During one white-knuckle week when the single was in the top 10, the team found itself down in spins on a Saturday, but pulled out all the stops in calling programmers Young describes as “believers” to make up the deficit. He adds, “We are so grateful and so appreciative of radio being as engaged as they have been with Jon.”

On the weekend it became clear that “Head Over Boots” would reach No. 1, Young says Pardi “rented a big, huge, monster suite” at the Cosmopolitan of Las Vegas and threw a party.

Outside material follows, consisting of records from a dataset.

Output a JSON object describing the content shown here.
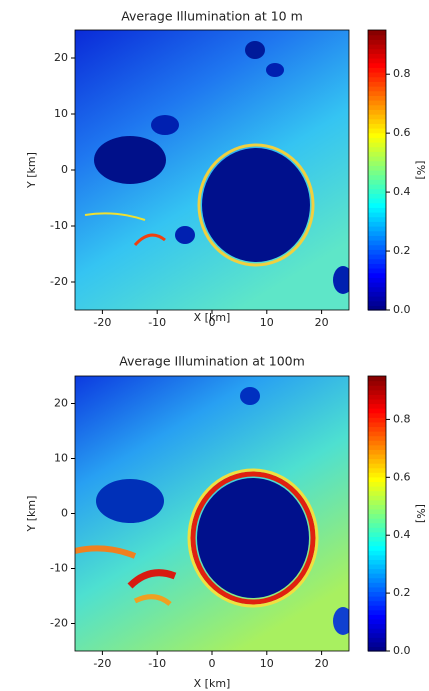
{
  "chart_data": [
    {
      "type": "heatmap",
      "title": "Average Illumination at 10 m",
      "xlabel": "X [km]",
      "ylabel": "Y [km]",
      "xlim": [
        -25,
        25
      ],
      "ylim": [
        -25,
        25
      ],
      "xticks": [
        -20,
        -10,
        0,
        10,
        20
      ],
      "yticks": [
        -20,
        -10,
        0,
        10,
        20
      ],
      "colormap": "jet",
      "colorbar": {
        "label": "[%]",
        "lim": [
          0,
          0.95
        ],
        "ticks": [
          {
            "value": 0,
            "label": "0.0"
          },
          {
            "value": 0.2,
            "label": "0.2"
          },
          {
            "value": 0.4,
            "label": "0.4"
          },
          {
            "value": 0.6,
            "label": "0.6"
          },
          {
            "value": 0.8,
            "label": "0.8"
          }
        ]
      }
    },
    {
      "type": "heatmap",
      "title": "Average Illumination at 100m",
      "xlabel": "X [km]",
      "ylabel": "Y [km]",
      "xlim": [
        -25,
        25
      ],
      "ylim": [
        -25,
        25
      ],
      "xticks": [
        -20,
        -10,
        0,
        10,
        20
      ],
      "yticks": [
        -20,
        -10,
        0,
        10,
        20
      ],
      "colormap": "jet",
      "colorbar": {
        "label": "[%]",
        "lim": [
          0,
          0.95
        ],
        "ticks": [
          {
            "value": 0,
            "label": "0.0"
          },
          {
            "value": 0.2,
            "label": "0.2"
          },
          {
            "value": 0.4,
            "label": "0.4"
          },
          {
            "value": 0.6,
            "label": "0.6"
          },
          {
            "value": 0.8,
            "label": "0.8"
          }
        ]
      }
    }
  ]
}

Capitol West Coast regional Paige Elliott, who attended, said, “It was mostly just friends of the band at the party.” Fellow artists Brett YoungCole Swindell and Stephen Barker Liles of Love and Theft “also stopped by to offer their congratulations … Above all, it was just a night for everyone to take some time and appreciate how far we’ve come,” she says. “We’re all so happy to finally be here.”

Adds Elliott, “At midnight Pacific, when the chart closed, seven of us were piled into an Uber, sitting in traffic on the Strip. Lee Francis [from] Pardi’s band said, ‘Oh hey, it’s midnight, doesn’t that mean it’s official?,’ and we all high-fived each other. I can’t imagine what the Uber driver thought was going on.”

WSOC’s Stout thinks Pardi’s current album, California Sunrise, contains “two to three more top 10s coming our way.” Young is hoping that the next single, “Dirt on My Boots,” is one of them. It goes to radio Sept. 6 in advance of a Sept. 19 add date.

As for Pardi’s future as a star in the format, Young says, “I think we’ve crossed that bridge. It [just] took four-and-a-half years.”